Going back to our fault tree analysis example, what could we do? People could develop actions to eliminate, reduce or control risks. In this case, for this example, we could keep the fault tree analysis and then evaluate these single point failures in an appropriate FMEA and link it back to the fault tree analysis. For our example, it looks like a use FMEA would be appropriate.
With our FMEAs, we can also add information that we want or need.
There are other versions of FMEAs that people have used or shared. They added a couple columns to the table. We can add diagnostic information if we want, or criticality information. We can also add columns to explain the source of our data; if we estimated an occurrence rate based on complaint data of another product, we can make that as a note in a column in our FMEA.
FMEAs provide that conduit for us to be able to review these tricky situations, details about the design and evaluate our users and how they're using our product more thoroughly, more effectively. It allows the team to come together across a common tool with a common purpose of reducing risk. FMEA is a way that we can analyze our design concepts and our designs themselves to make sure that they're the best they can be.

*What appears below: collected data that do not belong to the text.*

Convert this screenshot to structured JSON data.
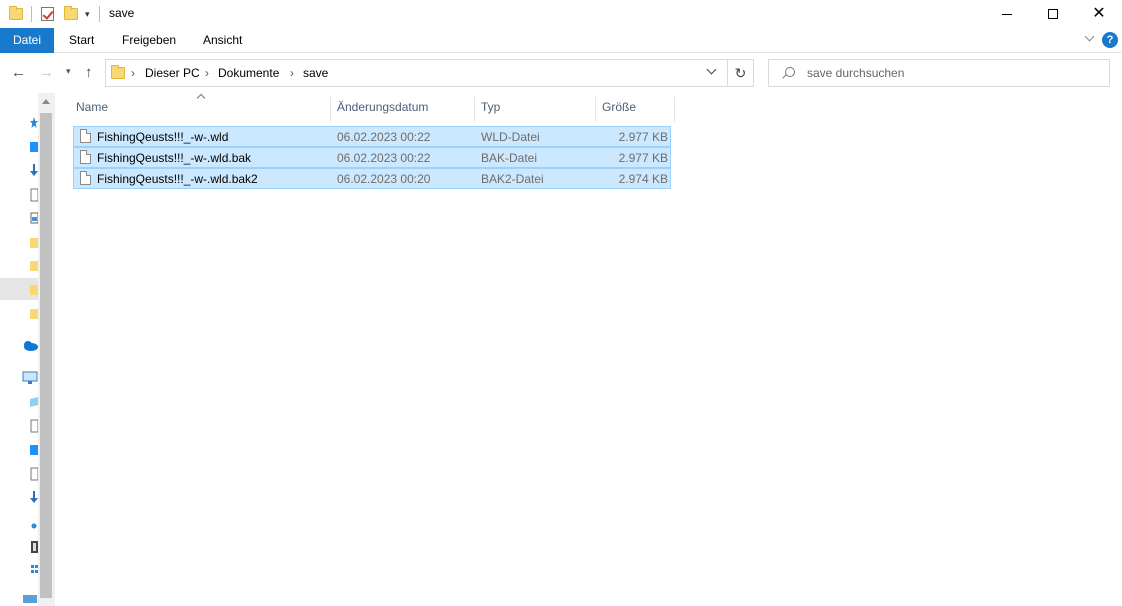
{
  "window": {
    "title": "save"
  },
  "ribbon": {
    "file_tab": "Datei",
    "tabs": [
      "Start",
      "Freigeben",
      "Ansicht"
    ],
    "help_label": "?"
  },
  "address": {
    "crumbs": [
      "Dieser PC",
      "Dokumente",
      "save"
    ]
  },
  "search": {
    "placeholder": "save durchsuchen"
  },
  "columns": {
    "name": "Name",
    "date": "Änderungsdatum",
    "type": "Typ",
    "size": "Größe"
  },
  "files": [
    {
      "name": "FishingQeusts!!!_-w-.wld",
      "date": "06.02.2023 00:22",
      "type": "WLD-Datei",
      "size": "2.977 KB"
    },
    {
      "name": "FishingQeusts!!!_-w-.wld.bak",
      "date": "06.02.2023 00:22",
      "type": "BAK-Datei",
      "size": "2.977 KB"
    },
    {
      "name": "FishingQeusts!!!_-w-.wld.bak2",
      "date": "06.02.2023 00:20",
      "type": "BAK2-Datei",
      "size": "2.974 KB"
    }
  ],
  "colors": {
    "accent": "#1979ca",
    "selection": "#cce8ff",
    "selection_border": "#99d1ff"
  },
  "icons": {
    "nav_pane": [
      "star-icon",
      "desktop-icon",
      "download-icon",
      "document-icon",
      "pictures-icon",
      "folder-icon",
      "folder-icon",
      "folder-icon",
      "folder-icon",
      "onedrive-icon",
      "this-pc-icon",
      "objects-3d-icon",
      "desktop-icon",
      "documents-icon",
      "downloads-icon",
      "music-icon",
      "videos-icon",
      "pictures-icon",
      "network-icon"
    ]
  }
}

It's a great way to communicate with our team, incorporate their feedback and make decisions with data.
Here's what we covered in today's lesson.
- We identified types of FMEAs to use for product design, and we looked at when they may not be necessary.
- We can use hazard analysis, system FMEA and use FMEA at the concept phases in early product development, and our design and process FMEA can look at individual failure points as we get further along in development.
- We talked about how to layer FMEAs for design input and that we want to have those inputs as a goal in mind when we're doing risk analyses.
I'm glad we could talk about this today. I'll see you in the next lesson.